Let's first introduce an example application, a photo sharing application. This app allows you to select a photo on your device and upload it to a social media account. Here's what it looks like to the user on a mobile device with rounded corners (as opposed to square corners which none of them seem to have):
It looks innocent enough but as we know there are many threats to user privacy even in the most innocent looking of places. So let's model what is really happening behind the scenes. We understand so far a number of things: the user supplies content and credentials for the services, these are stored locally for convenience, the app adds meta-data to the picture before uploading and sends information about the app's behaviour to the inventor of the app. We might then construct the following model:
On each of the dataflows we have noted the kind of information transported over those channels and the mechanism of communication. We also note our presumed trust boundary.
What this shows clearly is where data is flowing and by what means. We have for now skipped over the specific or precise meanings of some things hoping that the terms we have used are self-explanatory.
But, now we have formally written we can focus the discussion on specific aspects of the application, for example:
- What mechanisms are being used to store the user ID and password in the "operating system"? Is this storage secure and sandboxed? I.e. how do we increase the area of trust boundary?
- Are the communication mechanisms from the app to the social media and inventor appropriate?
- What infrastructure information is implicitly included over these channels, for example, IP addresses, user agent strings  etc?
- Does the app have authorisation to the various channels?
- What is the granularity of the Location data over the various channels?
- What information and channels are considered primary and which secondary?

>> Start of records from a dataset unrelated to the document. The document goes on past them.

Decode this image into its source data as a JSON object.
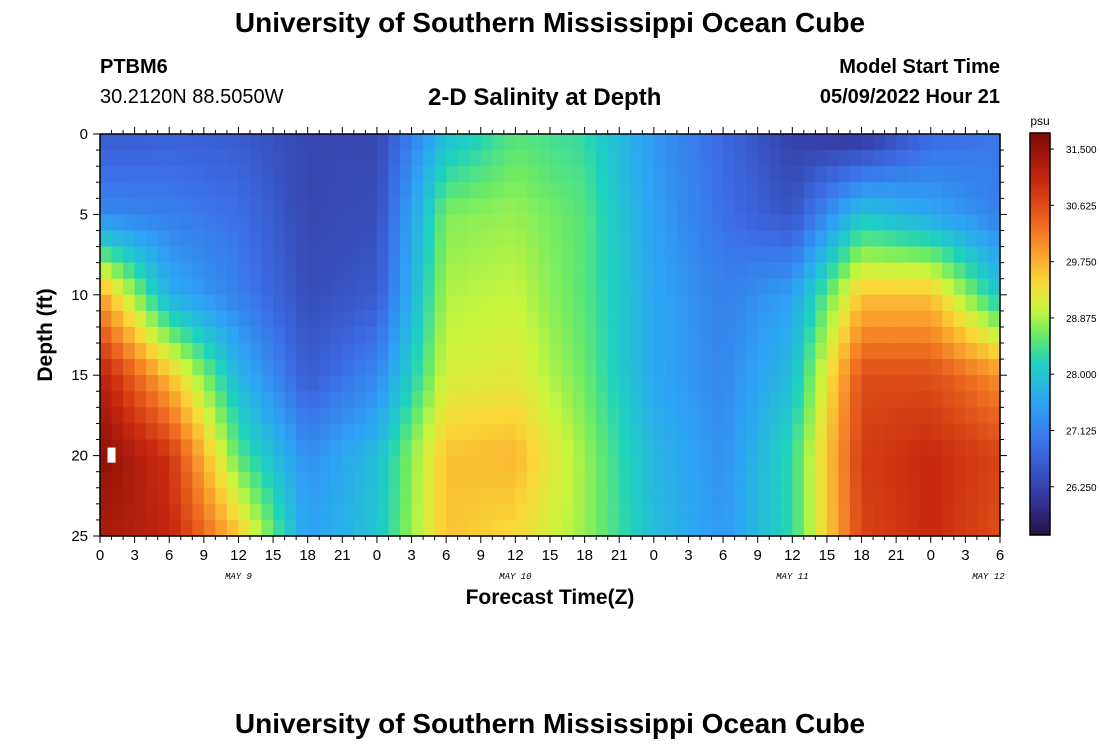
{
  "header": {
    "title_top": "University of Southern Mississippi Ocean Cube",
    "title_bottom": "University of Southern Mississippi Ocean Cube",
    "station_id": "PTBM6",
    "station_coords": "30.2120N  88.5050W",
    "plot_title": "2-D Salinity at Depth",
    "model_start_label": "Model Start Time",
    "model_start_value": "05/09/2022 Hour 21"
  },
  "chart_data": {
    "type": "heatmap",
    "title": "2-D Salinity at Depth",
    "xlabel": "Forecast Time(Z)",
    "ylabel": "Depth (ft)",
    "colorbar_unit": "psu",
    "x_hours_range": [
      0,
      78
    ],
    "y_depth_range": [
      0,
      25
    ],
    "x_ticks": [
      {
        "h": 0,
        "label": "0"
      },
      {
        "h": 3,
        "label": "3"
      },
      {
        "h": 6,
        "label": "6"
      },
      {
        "h": 9,
        "label": "9"
      },
      {
        "h": 12,
        "label": "12"
      },
      {
        "h": 15,
        "label": "15"
      },
      {
        "h": 18,
        "label": "18"
      },
      {
        "h": 21,
        "label": "21"
      },
      {
        "h": 24,
        "label": "0"
      },
      {
        "h": 27,
        "label": "3"
      },
      {
        "h": 30,
        "label": "6"
      },
      {
        "h": 33,
        "label": "9"
      },
      {
        "h": 36,
        "label": "12"
      },
      {
        "h": 39,
        "label": "15"
      },
      {
        "h": 42,
        "label": "18"
      },
      {
        "h": 45,
        "label": "21"
      },
      {
        "h": 48,
        "label": "0"
      },
      {
        "h": 51,
        "label": "3"
      },
      {
        "h": 54,
        "label": "6"
      },
      {
        "h": 57,
        "label": "9"
      },
      {
        "h": 60,
        "label": "12"
      },
      {
        "h": 63,
        "label": "15"
      },
      {
        "h": 66,
        "label": "18"
      },
      {
        "h": 69,
        "label": "21"
      },
      {
        "h": 72,
        "label": "0"
      },
      {
        "h": 75,
        "label": "3"
      },
      {
        "h": 78,
        "label": "6"
      }
    ],
    "day_labels": [
      {
        "h": 12,
        "label": "MAY 9"
      },
      {
        "h": 36,
        "label": "MAY 10"
      },
      {
        "h": 60,
        "label": "MAY 11"
      },
      {
        "h": 77,
        "label": "MAY 12"
      }
    ],
    "y_ticks": [
      {
        "v": 0,
        "label": "0"
      },
      {
        "v": 5,
        "label": "5"
      },
      {
        "v": 10,
        "label": "10"
      },
      {
        "v": 15,
        "label": "15"
      },
      {
        "v": 20,
        "label": "20"
      },
      {
        "v": 25,
        "label": "25"
      }
    ],
    "colorbar": {
      "min": 25.5,
      "max": 31.75,
      "ticks": [
        {
          "v": 31.5,
          "label": "31.500"
        },
        {
          "v": 30.625,
          "label": "30.625"
        },
        {
          "v": 29.75,
          "label": "29.750"
        },
        {
          "v": 28.875,
          "label": "28.875"
        },
        {
          "v": 28.0,
          "label": "28.000"
        },
        {
          "v": 27.125,
          "label": "27.125"
        },
        {
          "v": 26.25,
          "label": "26.250"
        }
      ]
    },
    "depth_levels": [
      0,
      5,
      10,
      15,
      20,
      25
    ],
    "times": [
      0,
      6,
      12,
      18,
      24,
      30,
      36,
      42,
      48,
      54,
      60,
      66,
      72,
      78
    ],
    "salinity_psu": [
      [
        26.6,
        26.7,
        26.6,
        26.3,
        26.3,
        27.9,
        28.5,
        28.3,
        27.4,
        26.8,
        26.2,
        26.0,
        26.8,
        27.0
      ],
      [
        27.2,
        27.1,
        26.9,
        26.3,
        26.4,
        28.7,
        28.8,
        28.5,
        27.5,
        26.9,
        26.5,
        28.0,
        27.6,
        27.1
      ],
      [
        29.9,
        27.7,
        27.1,
        26.4,
        26.6,
        28.9,
        29.0,
        28.5,
        27.6,
        27.1,
        27.5,
        29.6,
        29.6,
        28.0
      ],
      [
        31.2,
        29.6,
        27.8,
        26.6,
        27.2,
        29.1,
        29.2,
        28.6,
        27.6,
        27.2,
        27.9,
        30.6,
        30.6,
        30.0
      ],
      [
        31.6,
        30.9,
        28.5,
        27.3,
        27.9,
        29.6,
        29.7,
        28.8,
        27.8,
        27.3,
        28.3,
        30.8,
        31.0,
        30.7
      ],
      [
        31.3,
        31.1,
        29.6,
        27.5,
        28.0,
        29.6,
        29.4,
        28.8,
        27.9,
        27.4,
        28.3,
        30.7,
        31.0,
        30.6
      ]
    ],
    "marker": {
      "h": 1,
      "depth": 20
    }
  }
}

- Is the information flowing to the inventor appropriate and what is the content?
- What about the EXIF data embedded in the picture?
The next questions which follow are related to how we can reduce the amount of information without compromising the application functionality and business model? For example:
- can we reduce the granularity of the Location sent to the social media systems to, say, city level or country level?
- can we automatically remove EXIF data?
- do we allow the app to work if the operating system's location service is switched off or the user decides not to use this?
And so on...Finally we get down to the consent related questions
- What does the user see upon first-time usage of the app? What do they have to agree to?
- Do we tell the user what underlying services such as GPS we're using as part of the application
- Secondary data collection opt-out
- For what reason is the data being collected over both primary and secondary channels
What we have done is set the scene, or, circumscribed what we need to investigate and decide upon. Indeed at some level we even have the means to measure the information content of the application and even the extent the consents by implication; and if we can measure then we have a formal mechanism to decide whether one design is "better" than another in terms of privacy.
In the following articles I'll discuss more about the classification mechanisms (information, security, usage, purpose, provenance) and other annotations along with the detailed implications of these.
 User agent strings are very interesting...just ask Panopticlick.